I am a recipe hoarder. It takes me exactly 22 seconds to scroll through all my recipe bookmarks. I’ll also sheepishly admit that I have recipes bookmarked on my iPad and my work computer and those are just the “digital” recipes. Despite a countless number of times to organize then, all attempts were in vain as I would find an old recipes, see a new recipe, and get lost in a bookmarking frenzy. I made a pledge to myself that I would not even peak at a new recipes until the madness stops.

So recipe #1 of the 22 seconds of scrolling commences. Maybe when I get down to 11 seconds, I’ll let myself find a new recipe….

This will be tough. I don’t think you understand…

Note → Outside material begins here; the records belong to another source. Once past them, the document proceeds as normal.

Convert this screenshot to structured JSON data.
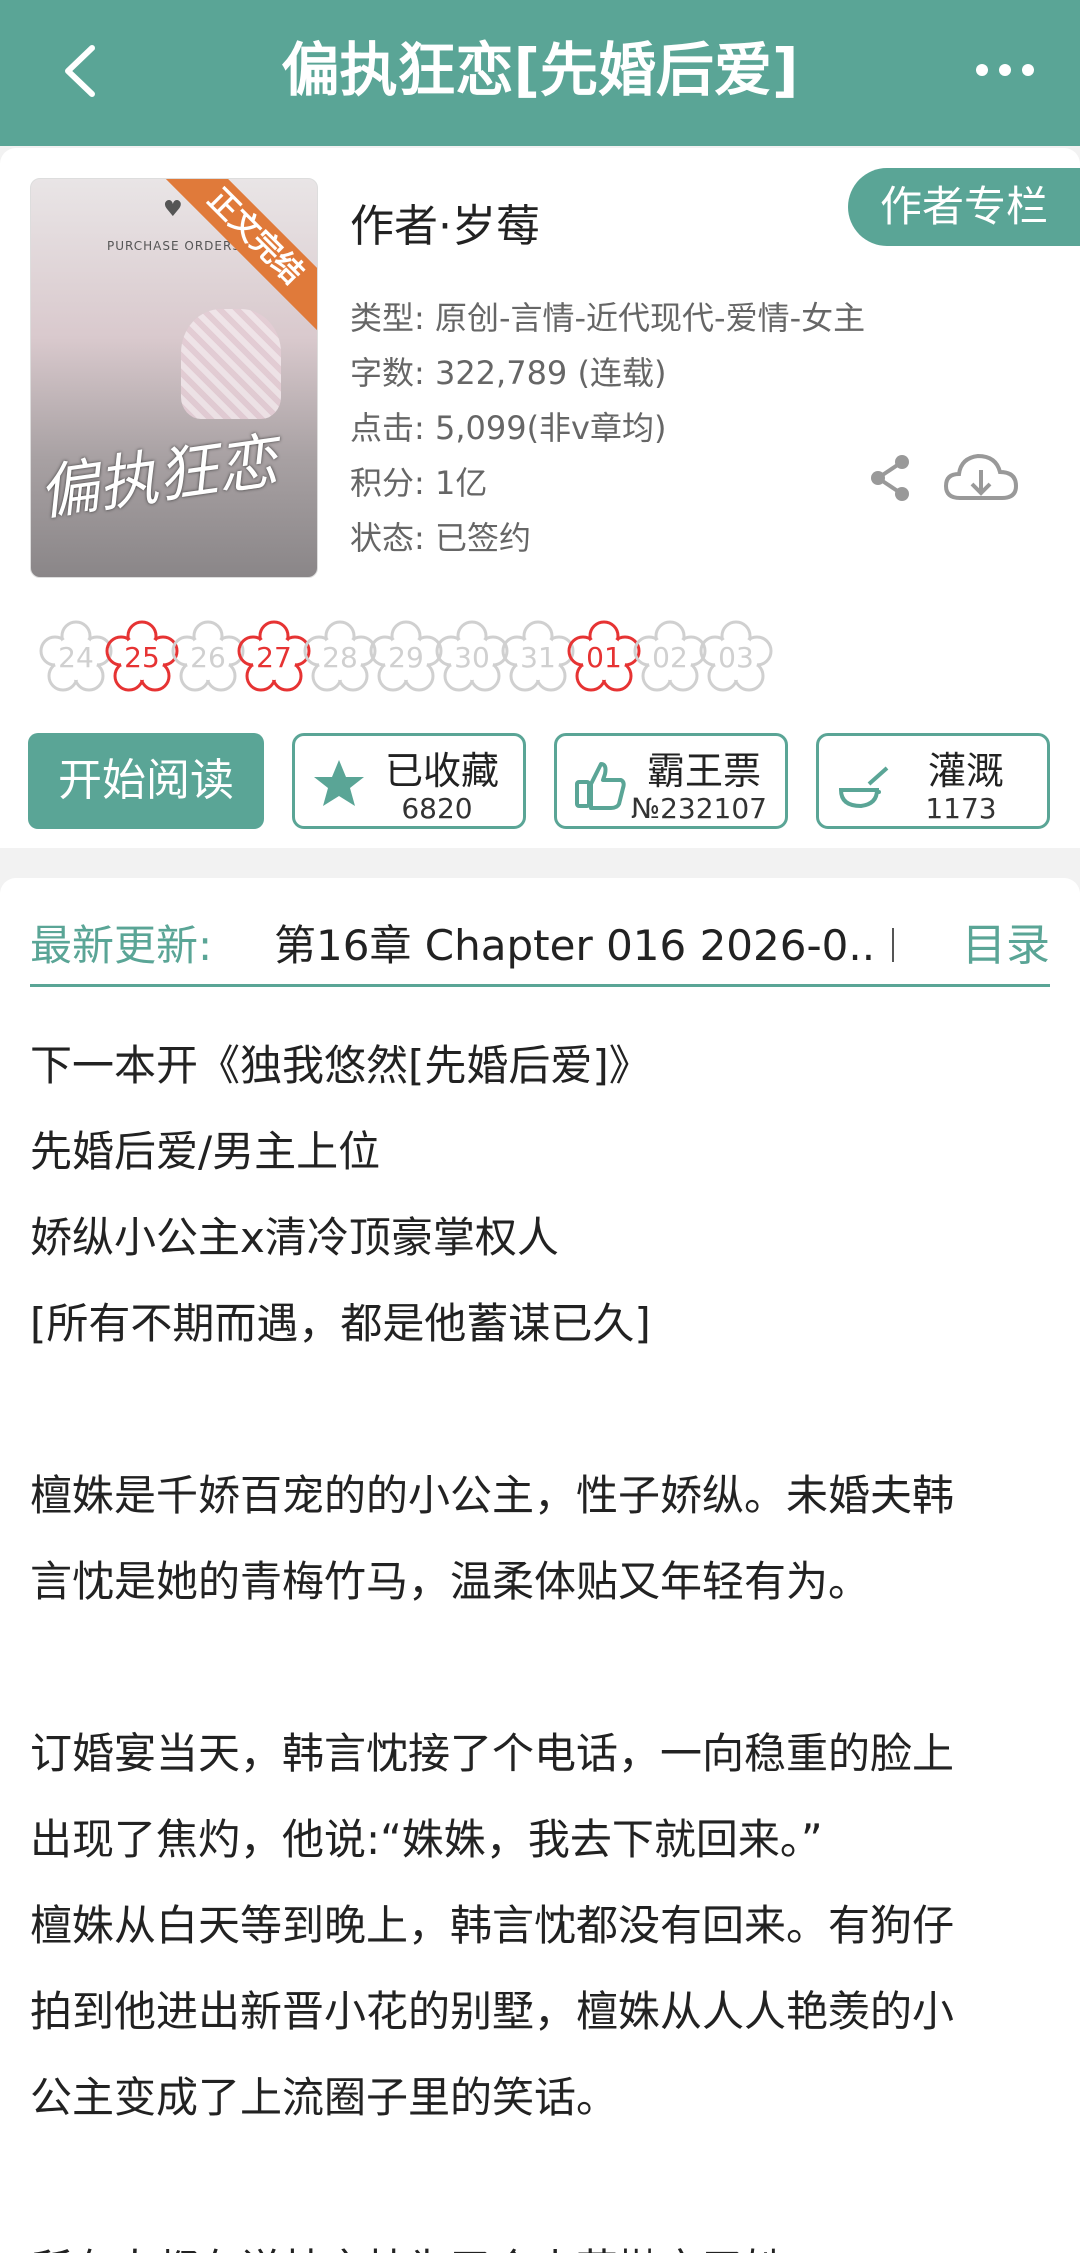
{
  "header": {
    "title": "偏执狂恋[先婚后爱]"
  },
  "cover": {
    "ribbon": "正文完结",
    "subtitle": "PURCHASE ORDERS",
    "calligraphy": "偏执狂恋"
  },
  "book": {
    "author_line": "作者·岁莓",
    "author_column_label": "作者专栏",
    "genre": "类型: 原创-言情-近代现代-爱情-女主",
    "words": "字数: 322,789 (连载)",
    "clicks": "点击: 5,099(非v章均)",
    "score": "积分: 1亿",
    "status": "状态: 已签约"
  },
  "flowers": [
    {
      "day": "24",
      "active": false
    },
    {
      "day": "25",
      "active": true
    },
    {
      "day": "26",
      "active": false
    },
    {
      "day": "27",
      "active": true
    },
    {
      "day": "28",
      "active": false
    },
    {
      "day": "29",
      "active": false
    },
    {
      "day": "30",
      "active": false
    },
    {
      "day": "31",
      "active": false
    },
    {
      "day": "01",
      "active": true
    },
    {
      "day": "02",
      "active": false
    },
    {
      "day": "03",
      "active": false
    }
  ],
  "actions": {
    "read_label": "开始阅读",
    "collect_label": "已收藏",
    "collect_count": "6820",
    "ticket_label": "霸王票",
    "ticket_count": "№232107",
    "water_label": "灌溉",
    "water_count": "1173"
  },
  "latest": {
    "label": "最新更新:",
    "value": "第16章  Chapter 016  2026-0..",
    "toc_label": "目录"
  },
  "intro": [
    "下一本开《独我悠然[先婚后爱]》",
    "先婚后爱/男主上位",
    "娇纵小公主x清冷顶豪掌权人",
    "[所有不期而遇，都是他蓄谋已久]",
    "",
    "檀姝是千娇百宠的的小公主，性子娇纵。未婚夫韩",
    "言忱是她的青梅竹马，温柔体贴又年轻有为。",
    "",
    "订婚宴当天，韩言忱接了个电话，一向稳重的脸上",
    "出现了焦灼，他说:“姝姝，我去下就回来。”",
    "檀姝从白天等到晚上，韩言忱都没有回来。有狗仔",
    "拍到他进出新晋小花的别墅，檀姝从人人艳羡的小",
    "公主变成了上流圈子里的笑话。",
    "",
    "所有人都在说韩言忱为了个小花抛弃了她"
  ],
  "colors": {
    "accent": "#5aa596",
    "flower_active": "#e63333",
    "flower_inactive": "#d0d0d0"
  }
}
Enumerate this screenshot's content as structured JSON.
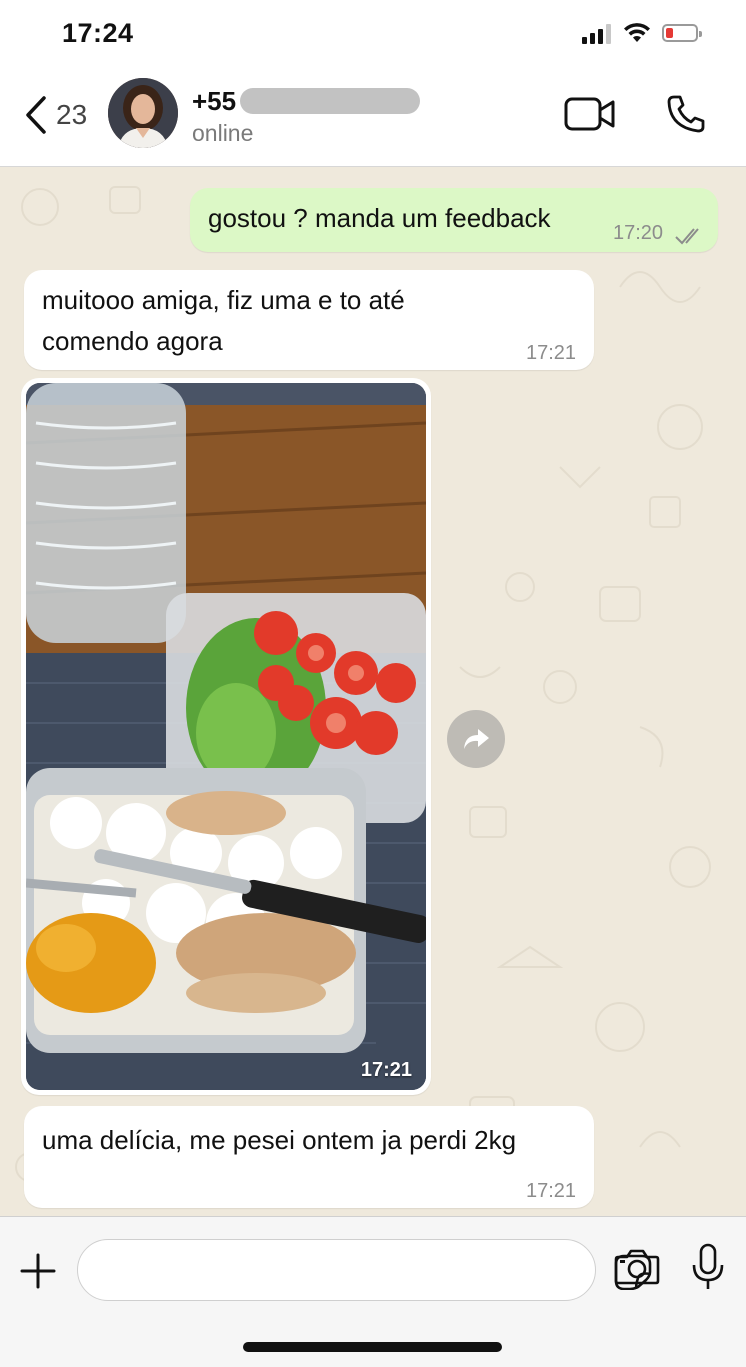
{
  "status": {
    "time": "17:24"
  },
  "header": {
    "back_count": "23",
    "contact_name": "+55",
    "contact_status": "online"
  },
  "messages": [
    {
      "direction": "out",
      "text": "gostou ? manda um feedback",
      "time": "17:20",
      "read": true
    },
    {
      "direction": "in",
      "text": "muitooo amiga, fiz uma e to até comendo agora",
      "time": "17:21"
    },
    {
      "direction": "in",
      "type": "image",
      "time": "17:21"
    },
    {
      "direction": "in",
      "text": "uma delícia, me pesei ontem ja perdi 2kg",
      "time": "17:21"
    }
  ],
  "composer": {
    "placeholder": ""
  },
  "icons": {
    "back": "chevron-left-icon",
    "video": "video-camera-icon",
    "call": "phone-icon",
    "forward": "forward-icon",
    "plus": "plus-icon",
    "sticker": "sticker-icon",
    "camera": "camera-icon",
    "mic": "microphone-icon"
  },
  "colors": {
    "outgoing_bubble": "#dcf8c6",
    "incoming_bubble": "#ffffff",
    "chat_background": "#efe9dc",
    "battery_low": "#e53935"
  }
}
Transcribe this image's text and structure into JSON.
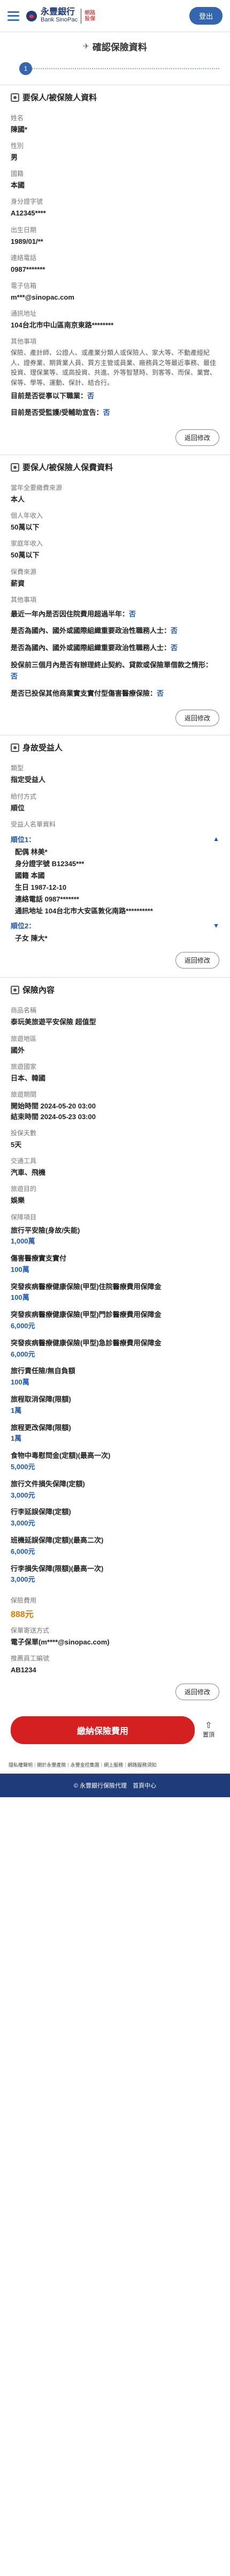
{
  "header": {
    "logo_cn": "永豐銀行",
    "logo_en": "Bank SinoPac",
    "logo_tag": "網路投保",
    "logout_label": "登出"
  },
  "page": {
    "title": "確認保險資料",
    "step_number": "1"
  },
  "insured": {
    "title": "要保人/被保險人資料",
    "fields": [
      {
        "label": "姓名",
        "value": "陳國*"
      },
      {
        "label": "性別",
        "value": "男"
      },
      {
        "label": "國籍",
        "value": "本國"
      },
      {
        "label": "身分證字號",
        "value": "A12345****"
      },
      {
        "label": "出生日期",
        "value": "1989/01/**"
      },
      {
        "label": "連絡電話",
        "value": "0987*******"
      },
      {
        "label": "電子信箱",
        "value": "m***@sinopac.com"
      },
      {
        "label": "通訊地址",
        "value": "104台北市中山區南京東路********"
      }
    ],
    "marketing_label": "其他事項",
    "marketing_text": "保險、產計師、公證人、或產業分類人或保險人、家大等、不動產經紀人、證券業、期貨業人員、買方主管或員業、廠務員之等最近事務、最佳投資、理保業等、或高投資、共進、外等智慧時、到客等、而保、業實、保等、學等、運動、保計、結合行。",
    "q1_text": "目前是否從事以下職業：",
    "q1_ans": "否",
    "q2_text": "目前是否受監護/受輔助宣告：",
    "q2_ans": "否",
    "return_label": "返回修改"
  },
  "payment_info": {
    "title": "要保人/被保險人保費資料",
    "fields": [
      {
        "label": "當年全要繳費來源",
        "value": "本人"
      },
      {
        "label": "個人年收入",
        "value": "50萬以下"
      },
      {
        "label": "家庭年收入",
        "value": "50萬以下"
      },
      {
        "label": "保費來源",
        "value": "薪資"
      }
    ],
    "other_label": "其他事項",
    "questions": [
      {
        "text": "最近一年內是否因住院費用超過半年：",
        "ans": "否"
      },
      {
        "text": "是否為國內、國外或國際組織重要政治性職務人士：",
        "ans": "否"
      },
      {
        "text": "是否為國內、國外或國際組織重要政治性職務人士：",
        "ans": "否"
      },
      {
        "text": "投保前三個月內是否有辦理終止契約、貸款或保險單借款之情形：",
        "ans": "否"
      },
      {
        "text": "是否已投保其他商業實支實付型傷害醫療保險：",
        "ans": "否"
      }
    ],
    "return_label": "返回修改"
  },
  "beneficiary": {
    "title": "身故受益人",
    "type_label": "類型",
    "type_value": "指定受益人",
    "method_label": "給付方式",
    "method_value": "順位",
    "list_label": "受益人名單資料",
    "b1_head": "順位1：",
    "b1_lines": [
      "配偶 林美*",
      "身分證字號 B12345***",
      "國籍 本國",
      "生日 1987-12-10",
      "連絡電話 0987*******",
      "通訊地址 104台北市大安區敦化南路**********"
    ],
    "b2_head": "順位2：",
    "b2_lines": [
      "子女 陳大*"
    ],
    "return_label": "返回修改"
  },
  "plan": {
    "title": "保險內容",
    "fields": [
      {
        "label": "商品名稱",
        "value": "泰玩美旅遊平安保險 超值型"
      },
      {
        "label": "旅遊地區",
        "value": "國外"
      },
      {
        "label": "旅遊國家",
        "value": "日本、韓國"
      },
      {
        "label": "旅遊期間",
        "value": "開始時間 2024-05-20 03:00\n結束時間 2024-05-23 03:00"
      },
      {
        "label": "投保天數",
        "value": "5天"
      },
      {
        "label": "交通工具",
        "value": "汽車、飛機"
      },
      {
        "label": "旅遊目的",
        "value": "娛樂"
      }
    ],
    "coverage_label": "保障項目",
    "coverage": [
      {
        "name": "旅行平安險(身故/失能)",
        "amount": "1,000萬"
      },
      {
        "name": "傷害醫療實支實付",
        "amount": "100萬"
      },
      {
        "name": "突發疾病醫療健康保險(甲型)住院醫療費用保障金",
        "amount": "100萬"
      },
      {
        "name": "突發疾病醫療健康保險(甲型)門診醫療費用保障金",
        "amount": "6,000元"
      },
      {
        "name": "突發疾病醫療健康保險(甲型)急診醫療費用保障金",
        "amount": "6,000元"
      },
      {
        "name": "旅行責任險/無自負額",
        "amount": "100萬"
      },
      {
        "name": "旅程取消保障(限額)",
        "amount": "1萬"
      },
      {
        "name": "旅程更改保障(限額)",
        "amount": "1萬"
      },
      {
        "name": "食物中毒慰問金(定額)(最高一次)",
        "amount": "5,000元"
      },
      {
        "name": "旅行文件損失保障(定額)",
        "amount": "3,000元"
      },
      {
        "name": "行李延誤保障(定額)",
        "amount": "3,000元"
      },
      {
        "name": "班機延誤保障(定額)(最高二次)",
        "amount": "6,000元"
      },
      {
        "name": "行李損失保障(限額)(最高一次)",
        "amount": "3,000元"
      }
    ],
    "premium_label": "保險費用",
    "premium_value": "888元",
    "delivery_label": "保單寄送方式",
    "delivery_value": "電子保單(m****@sinopac.com)",
    "agent_label": "推薦員工編號",
    "agent_value": "AB1234",
    "return_label": "返回修改"
  },
  "actions": {
    "pay_label": "繳納保險費用",
    "back_label": "置頂"
  },
  "footer_links": [
    "隱私權聲明",
    "關於永豐產險",
    "永豐金控集團",
    "網上服務",
    "網路服務須知"
  ],
  "footer": {
    "copyright": "© 永豐銀行保險代理",
    "home": "首頁中心"
  }
}
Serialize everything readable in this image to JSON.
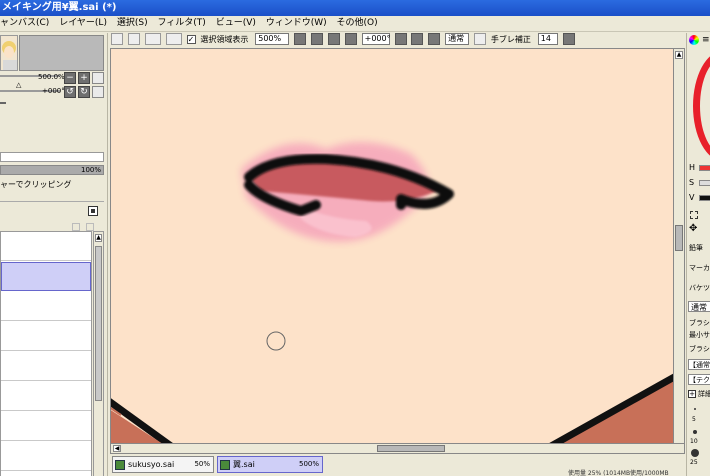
{
  "window": {
    "title": "メイキング用¥翼.sai (*)"
  },
  "menu": [
    "ャンバス(C)",
    "レイヤー(L)",
    "選択(S)",
    "フィルタ(T)",
    "ビュー(V)",
    "ウィンドウ(W)",
    "その他(O)"
  ],
  "navigator": {
    "zoom": "500.0%",
    "angle": "+000°"
  },
  "layers": {
    "opacity": "100%",
    "clip_label": "ャーでクリッピング"
  },
  "toolbar": {
    "selection_label": "選択領域表示",
    "zoom_value": "500%",
    "angle_value": "+000°",
    "blend_mode": "通常",
    "stabilizer_label": "手ブレ補正",
    "stabilizer_value": "14"
  },
  "tabs": [
    {
      "name": "sukusyo.sai",
      "zoom": "50%"
    },
    {
      "name": "翼.sai",
      "zoom": "500%"
    }
  ],
  "right_panel": {
    "h_label": "H",
    "s_label": "S",
    "v_label": "V",
    "tool_pen": "鉛筆",
    "tool_marker": "マーカー",
    "tool_bucket": "バケツ",
    "blend": "通常",
    "brush_size_label": "ブラシサ",
    "min_size_label": "最小サ",
    "brush_density_label": "ブラシ濃",
    "normal_label": "【通常",
    "texture_label": "【テクス",
    "detail_label": "詳細",
    "size_5": "5",
    "size_10": "10",
    "size_25": "25"
  },
  "status": {
    "memory_text": "使用量 25% (1014MB使用/1000MB"
  }
}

And onto the subject of this post: sticky orange cake with orange marmalade. A humble cake:  no frosting, no fancy French name, no chocolate swirls but perfectly moist and a perfect balance of sweet from the cake and bitter from the marmalade. I struggled with illusions of a dark chocolate drizzle but realized this cake was just perfect as it was. This cake also utilizes the brilliance of science in cooking and does not contain eggs. So if you’re vegan or you’ve simply run out of eggs, ahem, are feeling lazy, this cake is for you.

Ingredients

Cake
3 cups all purpose flour
1 1/2 cups white sugar
1/2 cup dark brown sugar, lightly packed
2 teaspoons baking soda
1 teaspoon salt
1 orange, zested
2 cups orange juice
2/3 cup vegetable oil
2 tablespoons apple cider vinegar
1 teaspoon vanilla

Glaze
1/2 cup orange marmalade
2 tablespoon rum or vodka
1 tablespoon water

Directions

Preheat oven to 350°F. Lightly grease two 9-inch round cake pans. Line the bottoms with parchment paper and lightly grease the paper.

In a large mixing bowl, whisk together the flour, sugars, baking soda, salt, and orange zest. Whisk until thoroughly combined, crumbling the brown sugar with the tips of your fingers if necessary.

In a separate bowl or large measuring cup whisk together the orange juice, vegetable oil, vinegar, and vanilla. Quickly mix the wet ingredients into the dry mix and whisk thoroughly. Pour the batter into the prepared cake pans and bake for 25 to 30 minutes (begin checking at 20 minutes for doneness.)

Let the cakes cool for about 20 minutes in the cake pans, then run a knife around the inside of the pan to release each layer. Turn the cake layers out onto cooling racks. Glaze while the cakes are still warm, but not hot.

While the cakes are cooling, make the glaze by mixing the marmalade, and rum or vodka, and water in a small saucepan. Warm over medium-high heat for about 5 minutes, until the glaze is bubbling and hot. Turn off the heat and immediately glaze the cake (reminder: cake should be warm, but not hot)

Place one cake layer on a cake plate. Pierce the top with a toothpick a few times. Pour about half the liquid in the saucepan over the first cake layer. Place the second layer on top of the first, and repeat. Spoon the solid bits of marmalade peel on top of the cake.